Il se heurta à ma protection une fois, deux fois, trois fois… Elle vola en éclats argentés. La douleur fut si brulante que je hurlai. Le planaire s’abattit sur moi. Il allait me dévorer, je le savais. Je voyais les autres, dans son sillage. Je n’abandonnerai pas. J’imaginais des piques puissantes, puisant dans ma souffrance pour lui donner corps. Des sons semblables à des feulements résonnèrent, mais l’ombre blanche s’abattit malgré tout sur moi.
— Laisse-moi entrer, petite chose.
— Non! Jamais!
— Tu es forte, mais mes semblables vont te dévorer et il ne restera plus rien pour retourner dans ton corps.
— Et alors? Vous préférez vous régaler tout seul?
Un son indescriptible se fit entendre. Je mis quelques instants à réaliser que c’était un rire.
— Oui, et non.
Mes protections étaient tombées, pourtant, aucune créature ne me déchequetait.
— Qu’est-ce que vous voulez?
— Je veux me nourrir de toi. Mais pas maintenant. Tu n’es pas terminée, je le sens, et pourtant, ta force est grande. Laisse-moi me fondre en toi. Aucun de mes semblable ne pourra plus te faire de mal. Je te donnerai accès à la source, tu pourras passer le voile et t’y abreuver autant que tu le veux.

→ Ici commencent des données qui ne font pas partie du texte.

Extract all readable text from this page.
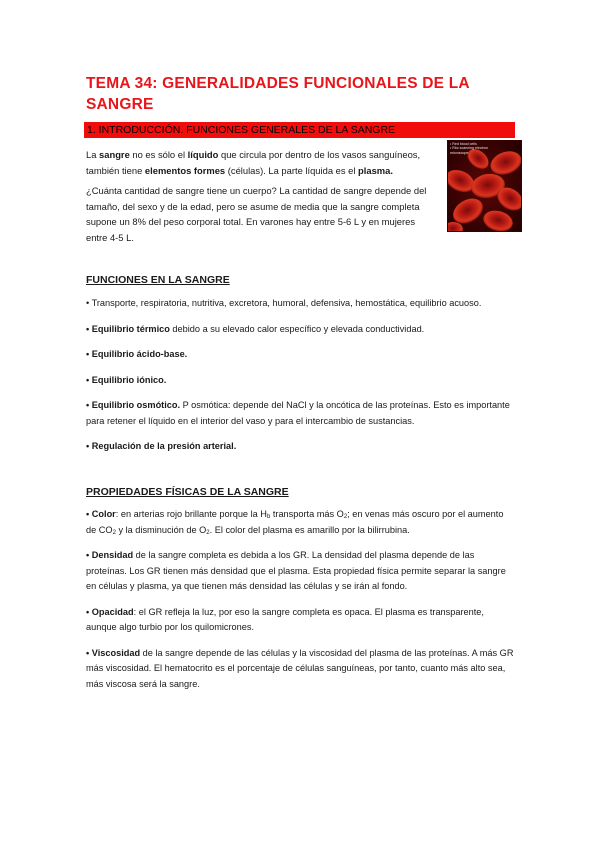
TEMA 34: GENERALIDADES FUNCIONALES DE LA
SANGRE
1. INTRODUCCIÓN. FUNCIONES GENERALES DE LA SANGRE
• Red blood cells
• Rbc scanning electron
microscope
La sangre no es sólo el líquido que circula por dentro de los vasos sanguíneos, también tiene elementos formes (células). La parte líquida es el plasma.
¿Cuánta cantidad de sangre tiene un cuerpo? La cantidad de sangre depende del tamaño, del sexo y de la edad, pero se asume de media que la sangre completa supone un 8% del peso corporal total. En varones hay entre 5-6 L y en mujeres entre 4-5 L.
FUNCIONES EN LA SANGRE
• Transporte, respiratoria, nutritiva, excretora, humoral, defensiva, hemostática, equilibrio acuoso.
• Equilibrio térmico debido a su elevado calor específico y elevada conductividad.
• Equilibrio ácido-base.
• Equilibrio iónico.
• Equilibrio osmótico. P osmótica: depende del NaCl y la oncótica de las proteínas. Esto es importante para retener el líquido en el interior del vaso y para el intercambio de sustancias.
• Regulación de la presión arterial.
PROPIEDADES FÍSICAS DE LA SANGRE
• Color: en arterias rojo brillante porque la $H_b$ transporta más $O_2$; en venas más oscuro por el aumento de $CO_2$ y la disminución de $O_2$. El color del plasma es amarillo por la bilirrubina.
• Densidad de la sangre completa es debida a los GR. La densidad del plasma depende de las proteínas. Los GR tienen más densidad que el plasma. Esta propiedad física permite separar la sangre en células y plasma, ya que tienen más densidad las células y se irán al fondo.
• Opacidad: el GR refleja la luz, por eso la sangre completa es opaca. El plasma es transparente, aunque algo turbio por los quilomicrones.
• Viscosidad de la sangre depende de las células y la viscosidad del plasma de las proteínas. A más GR más viscosidad. El hematocrito es el porcentaje de células sanguíneas, por tanto, cuanto más alto sea, más viscosa será la sangre.
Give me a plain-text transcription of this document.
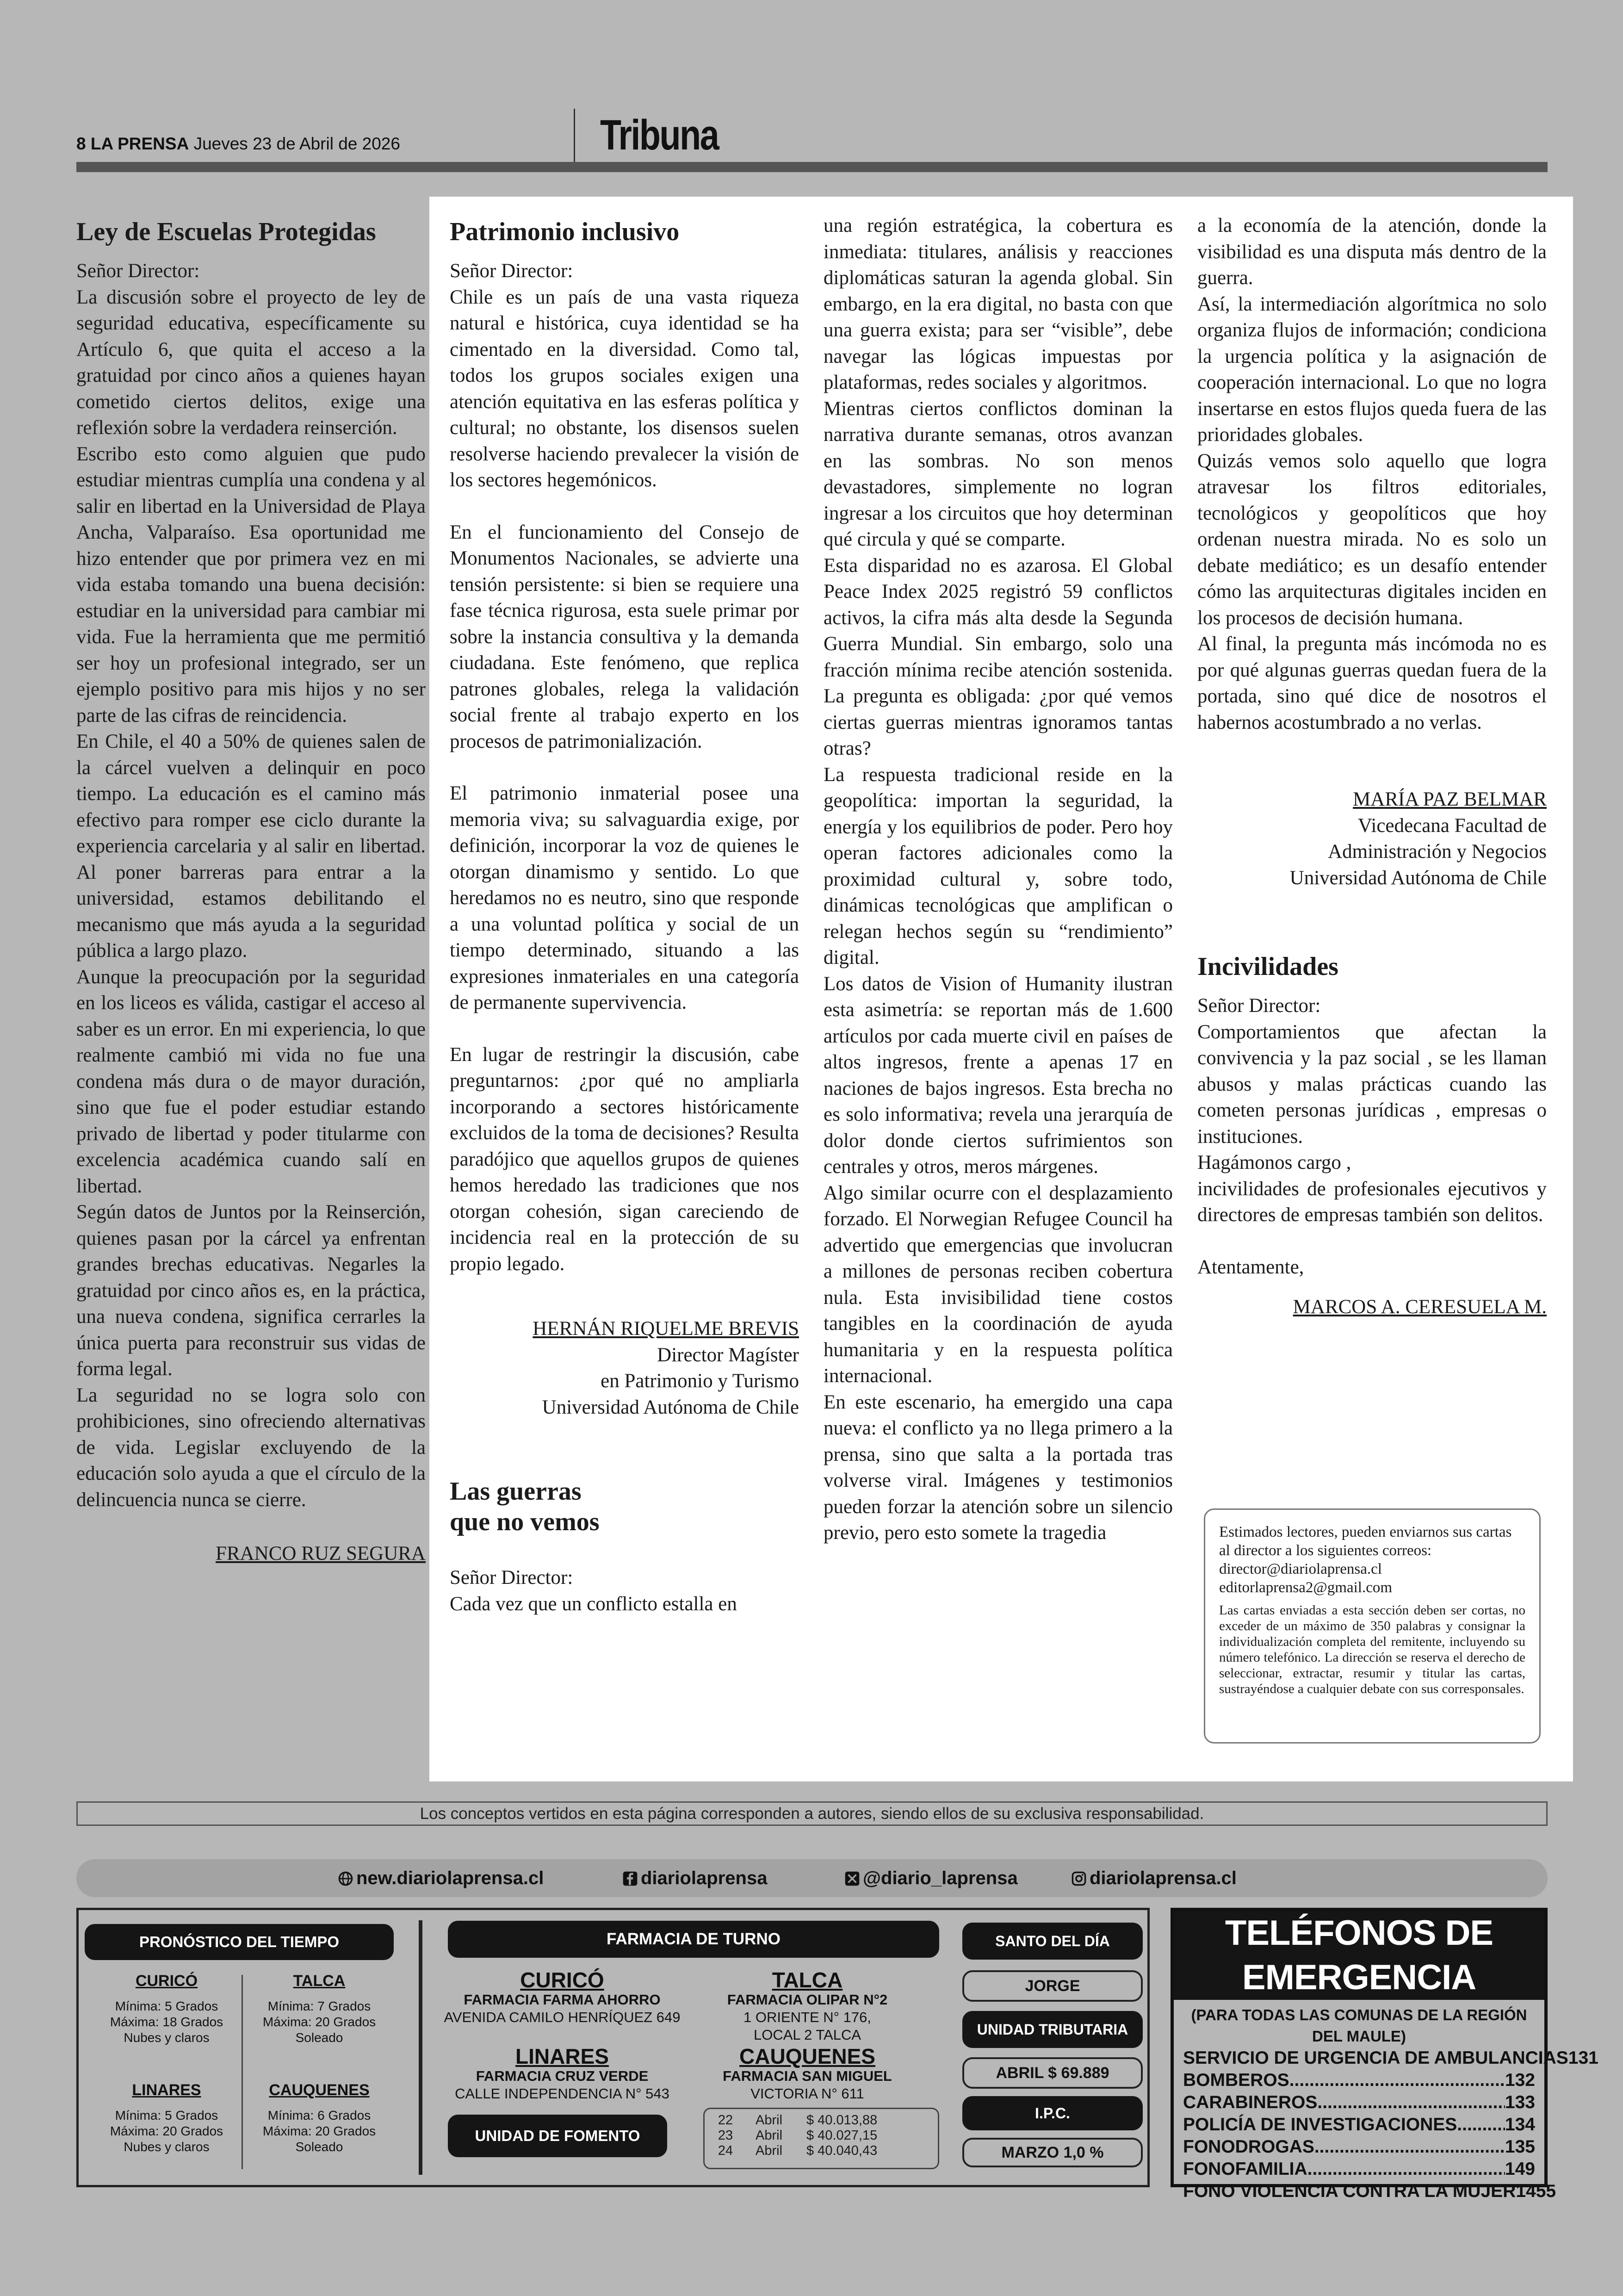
8 LA PRENSA Jueves 23 de Abril de 2026	Tribuna
Ley de Escuelas Protegidas

Señor Director:

La discusión sobre el proyecto de ley de seguridad educativa, específicamente su Artículo 6, que quita el acceso a la gratuidad por cinco años a quienes hayan cometido ciertos delitos, exige una reflexión sobre la verdadera reinserción.

Escribo esto como alguien que pudo estudiar mientras cumplía una condena y al salir en libertad en la Universidad de Playa Ancha, Valparaíso. Esa oportunidad me hizo entender que por primera vez en mi vida estaba tomando una buena decisión: estudiar en la universidad para cambiar mi vida. Fue la herramienta que me permitió ser hoy un profesional integrado, ser un ejemplo positivo para mis hijos y no ser parte de las cifras de reincidencia.

En Chile, el 40 a 50% de quienes salen de la cárcel vuelven a delinquir en poco tiempo. La educación es el camino más efectivo para romper ese ciclo durante la experiencia carcelaria y al salir en libertad. Al poner barreras para entrar a la universidad, estamos debilitando el mecanismo que más ayuda a la seguridad pública a largo plazo.

Aunque la preocupación por la seguridad en los liceos es válida, castigar el acceso al saber es un error. En mi experiencia, lo que realmente cambió mi vida no fue una condena más dura o de mayor duración, sino que fue el poder estudiar estando privado de libertad y poder titularme con excelencia académica cuando salí en libertad.

Según datos de Juntos por la Reinserción, quienes pasan por la cárcel ya enfrentan grandes brechas educativas. Negarles la gratuidad por cinco años es, en la práctica, una nueva condena, significa cerrarles la única puerta para reconstruir sus vidas de forma legal.

La seguridad no se logra solo con prohibiciones, sino ofreciendo alternativas de vida. Legislar excluyendo de la educación solo ayuda a que el círculo de la delincuencia nunca se cierre.

FRANCO RUZ SEGURA

Patrimonio inclusivo

Señor Director:

Chile es un país de una vasta riqueza natural e histórica, cuya identidad se ha cimentado en la diversidad. Como tal, todos los grupos sociales exigen una atención equitativa en las esferas política y cultural; no obstante, los disensos suelen resolverse haciendo prevalecer la visión de los sectores hegemónicos.

En el funcionamiento del Consejo de Monumentos Nacionales, se advierte una tensión persistente: si bien se requiere una fase técnica rigurosa, esta suele primar por sobre la instancia consultiva y la demanda ciudadana. Este fenómeno, que replica patrones globales, relega la validación social frente al trabajo experto en los procesos de patrimonialización.

El patrimonio inmaterial posee una memoria viva; su salvaguardia exige, por definición, incorporar la voz de quienes le otorgan dinamismo y sentido. Lo que heredamos no es neutro, sino que responde a una voluntad política y social de un tiempo determinado, situando a las expresiones inmateriales en una categoría de permanente supervivencia.

En lugar de restringir la discusión, cabe preguntarnos: ¿por qué no ampliarla incorporando a sectores históricamente excluidos de la toma de decisiones? Resulta paradójico que aquellos grupos de quienes hemos heredado las tradiciones que nos otorgan cohesión, sigan careciendo de incidencia real en la protección de su propio legado.

HERNÁN RIQUELME BREVIS
Director Magíster
en Patrimonio y Turismo
Universidad Autónoma de Chile
Las guerras
que no vemos

Señor Director:

Cada vez que un conflicto estalla en

una región estratégica, la cobertura es inmediata: titulares, análisis y reacciones diplomáticas saturan la agenda global. Sin embargo, en la era digital, no basta con que una guerra exista; para ser “visible”, debe navegar las lógicas impuestas por plataformas, redes sociales y algoritmos.

Mientras ciertos conflictos dominan la narrativa durante semanas, otros avanzan en las sombras. No son menos devastadores, simplemente no logran ingresar a los circuitos que hoy determinan qué circula y qué se comparte.

Esta disparidad no es azarosa. El Global Peace Index 2025 registró 59 conflictos activos, la cifra más alta desde la Segunda Guerra Mundial. Sin embargo, solo una fracción mínima recibe atención sostenida. La pregunta es obligada: ¿por qué vemos ciertas guerras mientras ignoramos tantas otras?

La respuesta tradicional reside en la geopolítica: importan la seguridad, la energía y los equilibrios de poder. Pero hoy operan factores adicionales como la proximidad cultural y, sobre todo, dinámicas tecnológicas que amplifican o relegan hechos según su “rendimiento” digital.

Los datos de Vision of Humanity ilustran esta asimetría: se reportan más de 1.600 artículos por cada muerte civil en países de altos ingresos, frente a apenas 17 en naciones de bajos ingresos. Esta brecha no es solo informativa; revela una jerarquía de dolor donde ciertos sufrimientos son centrales y otros, meros márgenes.

Algo similar ocurre con el desplazamiento forzado. El Norwegian Refugee Council ha advertido que emergencias que involucran a millones de personas reciben cobertura nula. Esta invisibilidad tiene costos tangibles en la coordinación de ayuda humanitaria y en la respuesta política internacional.

En este escenario, ha emergido una capa nueva: el conflicto ya no llega primero a la prensa, sino que salta a la portada tras volverse viral. Imágenes y testimonios pueden forzar la atención sobre un silencio previo, pero esto somete la tragedia

a la economía de la atención, donde la visibilidad es una disputa más dentro de la guerra.

Así, la intermediación algorítmica no solo organiza flujos de información; condiciona la urgencia política y la asignación de cooperación internacional. Lo que no logra insertarse en estos flujos queda fuera de las prioridades globales.

Quizás vemos solo aquello que logra atravesar los filtros editoriales, tecnológicos y geopolíticos que hoy ordenan nuestra mirada. No es solo un debate mediático; es un desafío entender cómo las arquitecturas digitales inciden en los procesos de decisión humana.

Al final, la pregunta más incómoda no es por qué algunas guerras quedan fuera de la portada, sino qué dice de nosotros el habernos acostumbrado a no verlas.

MARÍA PAZ BELMAR
Vicedecana Facultad de
Administración y Negocios
Universidad Autónoma de Chile
Incivilidades

Señor Director:

Comportamientos que afectan la convivencia y la paz social , se les llaman abusos y malas prácticas cuando las cometen personas jurídicas , empresas o instituciones.

Hagámonos cargo ,

incivilidades de profesionales ejecutivos y directores de empresas también son delitos.

Atentamente,

MARCOS A. CERESUELA M.

Estimados lectores, pueden enviarnos sus cartas al director a los siguientes correos:
director@diariolaprensa.cl
editorlaprensa2@gmail.com
Las cartas enviadas a esta sección deben ser cortas, no exceder de un máximo de 350 palabras y consignar la individualización completa del remitente, incluyendo su número telefónico. La dirección se reserva el derecho de seleccionar, extractar, resumir y titular las cartas, sustrayéndose a cualquier debate con sus corresponsales.
Los conceptos vertidos en esta página corresponden a autores, siendo ellos de su exclusiva responsabilidad.
new.diariolaprensa.cl	diariolaprensa	@diario_laprensa	diariolaprensa.cl
PRONÓSTICO DEL TIEMPO
CURICÓ
Mínima: 5 Grados
Máxima: 18 Grados
Nubes y claros
TALCA
Mínima: 7 Grados
Máxima: 20 Grados
Soleado
LINARES
Mínima: 5 Grados
Máxima: 20 Grados
Nubes y claros
CAUQUENES
Mínima: 6 Grados
Máxima: 20 Grados
Soleado
FARMACIA DE TURNO
CURICÓ
FARMACIA FARMA AHORRO
AVENIDA CAMILO HENRÍQUEZ 649
TALCA
FARMACIA OLIPAR N°2
1 ORIENTE N° 176,
LOCAL 2 TALCA
LINARES
FARMACIA CRUZ VERDE
CALLE INDEPENDENCIA N° 543
CAUQUENES
FARMACIA SAN MIGUEL
VICTORIA N° 611
UNIDAD DE FOMENTO
22	Abril	$ 40.013,88
23	Abril	$ 40.027,15
24	Abril	$ 40.040,43
SANTO DEL DÍA
JORGE
UNIDAD TRIBUTARIA
ABRIL $ 69.889
I.P.C.
MARZO 1,0 %
TELÉFONOS DE EMERGENCIA
(PARA TODAS LAS COMUNAS DE LA REGIÓN DEL MAULE)
SERVICIO DE URGENCIA DE AMBULANCIAS 131
BOMBEROS .....	132
CARABINEROS .....	133
POLICÍA DE INVESTIGACIONES .....	134
FONODROGAS .....	135
FONOFAMILIA .....	149
FONO VIOLENCIA CONTRA LA MUJER 1455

Mais je veux un échange total. Je veux découvrir ton monde au travers de tes yeux, mais aussi par les miens. Je veux ta chair et ton âme. Je ne te tuerai pas, petite chose. Je t’ouvrirai les portes d’un nouveau monde et d’un nouveau toi, qui ne sera plus qu’un toi, mais un nous.
J’hésitais.
— Et si je refuse?
— Je te dévore sur place, petite chose. Tu as du potentiel. Je le veux.
— Pourquoi ne pas me laisser partir?
— Quel intérêt y aurai-je? T’es-tu donc perdue ici? N’es-tu pas venu passer un pacte? Je t’offre plus que tous les autres. Je t’offre un accès directe, sans attente, sans intermédiaire. Tu deviendras moi, et je deviendrai toi. Tu auras accès à la source plus vite et plus facilement que les autres.
— Pourquoi les autres en font-ils pas ça alors?
— Parce qu’ils sont trop prudents avec leurs barrières et leurs aides. Et parce qu’il faut une force mentale considérable. Sans oublier que c’est dangereux et douloureux. Chaque jour, si tu vas trop loin, je pourrai drainer toute ton énergie. C’est un échange équitable. Tu en prends trop, moi aussi. Mais ce doit être volontaire. Alors petite chose, que choisis-tu?
Avais-je le choix? J’étais partie sans aide, sans défense. Je hochai la tête. Il fondit sur moi et tout disparu. Seule restait la douleur, incroyablement réelle.
Je me redressais en hurlant. Les dessins dans mon dos avaient pris feu. Ma peau carbonisée tombait avec un bruit mou écoeurant. Les sillons creusés dans mon dos dégoulinaient de sang. J’entendit sa voix dans ma tête jubiler, puis je perdis connaissance.